Since last September, specialists from around the world have been studying financial formulas not only to deal with El Salvador’s monetary decision, but also to shield themselves from eventual supporters.
Global regulators have proposed to banks around the world that they set aside enough capital to cover the losses of any bitcoin holding in full.
The Basel Committee on Banking Supervision (Switzerland) raised a two-pronged approach to capital requirements for cryptocurrency assets in banks.
The world’s largest economies, including China and the United States, are now considering stricter rules and analyzing how to develop their own digital currencies, according to experts.
It is estimated that worldwide Bitcoin and other cryptocurrencies would have a value of about US $ 1,600 million, a small amount, compared to banking trends of loans, derivatives and other important assets, according to the Reuters agency.
Bitcoin (BTC) differs from other currencies in whate is not regulated by any government or issuing bank (decentralized) and for using Blockchain technology in its infrastructure and security.

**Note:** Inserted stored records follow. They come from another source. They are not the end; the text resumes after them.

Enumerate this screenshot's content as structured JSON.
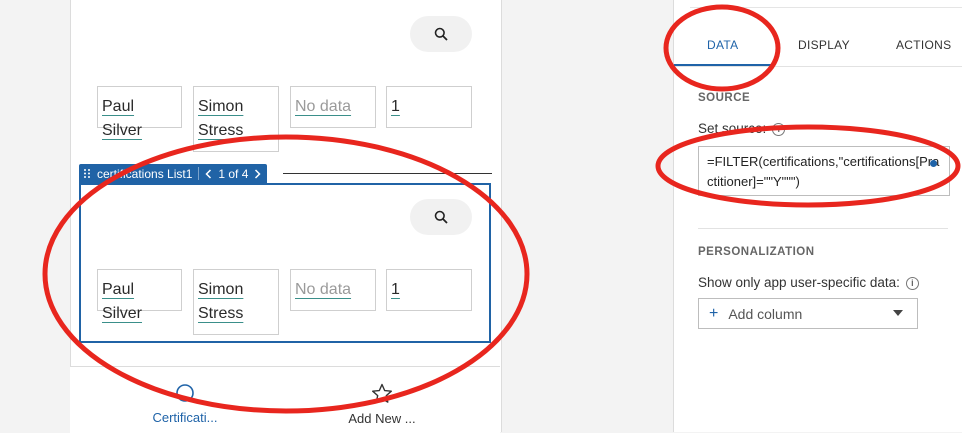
{
  "list_rows": [
    {
      "cells": [
        "Paul Silver",
        "Simon Stress",
        "No data",
        "1"
      ]
    },
    {
      "cells": [
        "Paul Silver",
        "Simon Stress",
        "No data",
        "1"
      ]
    }
  ],
  "selection": {
    "component_name": "certifications List1",
    "pager": "1 of 4"
  },
  "bottom_nav": {
    "items": [
      {
        "label": "Certificati...",
        "icon": "circle-icon",
        "active": true
      },
      {
        "label": "Add New ...",
        "icon": "star-icon",
        "active": false
      }
    ]
  },
  "panel": {
    "tabs": [
      {
        "label": "DATA",
        "active": true
      },
      {
        "label": "DISPLAY",
        "active": false
      },
      {
        "label": "ACTIONS",
        "active": false
      }
    ],
    "source_title": "SOURCE",
    "set_source_label": "Set source:",
    "formula": "=FILTER(certifications,\"certifications[Practitioner]=\"\"Y\"\"\")",
    "personalization_title": "PERSONALIZATION",
    "user_specific_label": "Show only app user-specific data:",
    "add_column_label": "Add column"
  },
  "colors": {
    "accent": "#1f63a8",
    "selection": "#2063a6",
    "annotation": "#e8261e",
    "underline": "#3a8f8a"
  }
}
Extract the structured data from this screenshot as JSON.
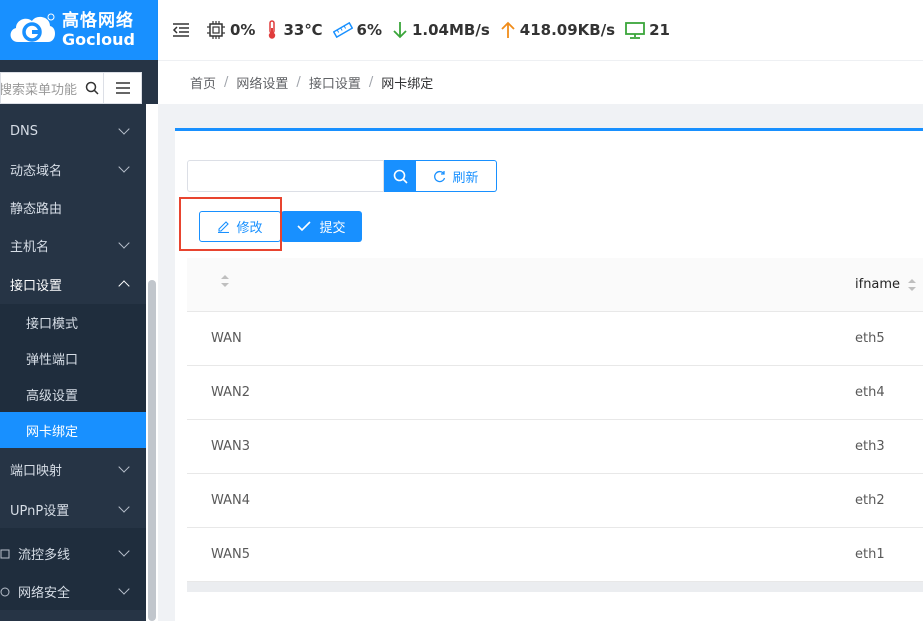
{
  "brand": {
    "name_cn": "高恪网络",
    "name_en": "Gocloud"
  },
  "header": {
    "cpu": "0%",
    "temperature": "33℃",
    "memory": "6%",
    "download": "1.04MB/s",
    "upload": "418.09KB/s",
    "devices": "21"
  },
  "sidebar": {
    "search_placeholder": "搜索菜单功能",
    "items": [
      {
        "label": "DNS",
        "expand": true
      },
      {
        "label": "动态域名",
        "expand": true
      },
      {
        "label": "静态路由",
        "expand": false
      },
      {
        "label": "主机名",
        "expand": true
      },
      {
        "label": "接口设置",
        "expand": true,
        "open": true,
        "children": [
          "接口模式",
          "弹性端口",
          "高级设置",
          "网卡绑定"
        ],
        "active_child": "网卡绑定"
      },
      {
        "label": "端口映射",
        "expand": true
      },
      {
        "label": "UPnP设置",
        "expand": true
      },
      {
        "label": "流控多线",
        "expand": true
      },
      {
        "label": "网络安全",
        "expand": true
      }
    ]
  },
  "breadcrumb": [
    "首页",
    "网络设置",
    "接口设置",
    "网卡绑定"
  ],
  "toolbar": {
    "search_value": "",
    "refresh_label": "刷新"
  },
  "actions": {
    "edit_label": "修改",
    "submit_label": "提交"
  },
  "table": {
    "columns": [
      "",
      "ifname"
    ],
    "rows": [
      [
        "WAN",
        "eth5"
      ],
      [
        "WAN2",
        "eth4"
      ],
      [
        "WAN3",
        "eth3"
      ],
      [
        "WAN4",
        "eth2"
      ],
      [
        "WAN5",
        "eth1"
      ]
    ]
  },
  "colors": {
    "primary": "#1890ff",
    "sidebar_bg": "#263445",
    "highlight": "#e8442f"
  }
}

Virtual currency offers users not only complete anonymity, but also the possibility of obtaining lower transaction fees, compared to traditional payment mechanisms involving banks.
Colombia is one of the countries where cryptocurrencies are most traded. It is estimated that there are about 690 sites where you can pay, especially with Bitcoin, products and services.
It is unofficially estimated that investments in cryptocurrencies exceeded $US150 million last year.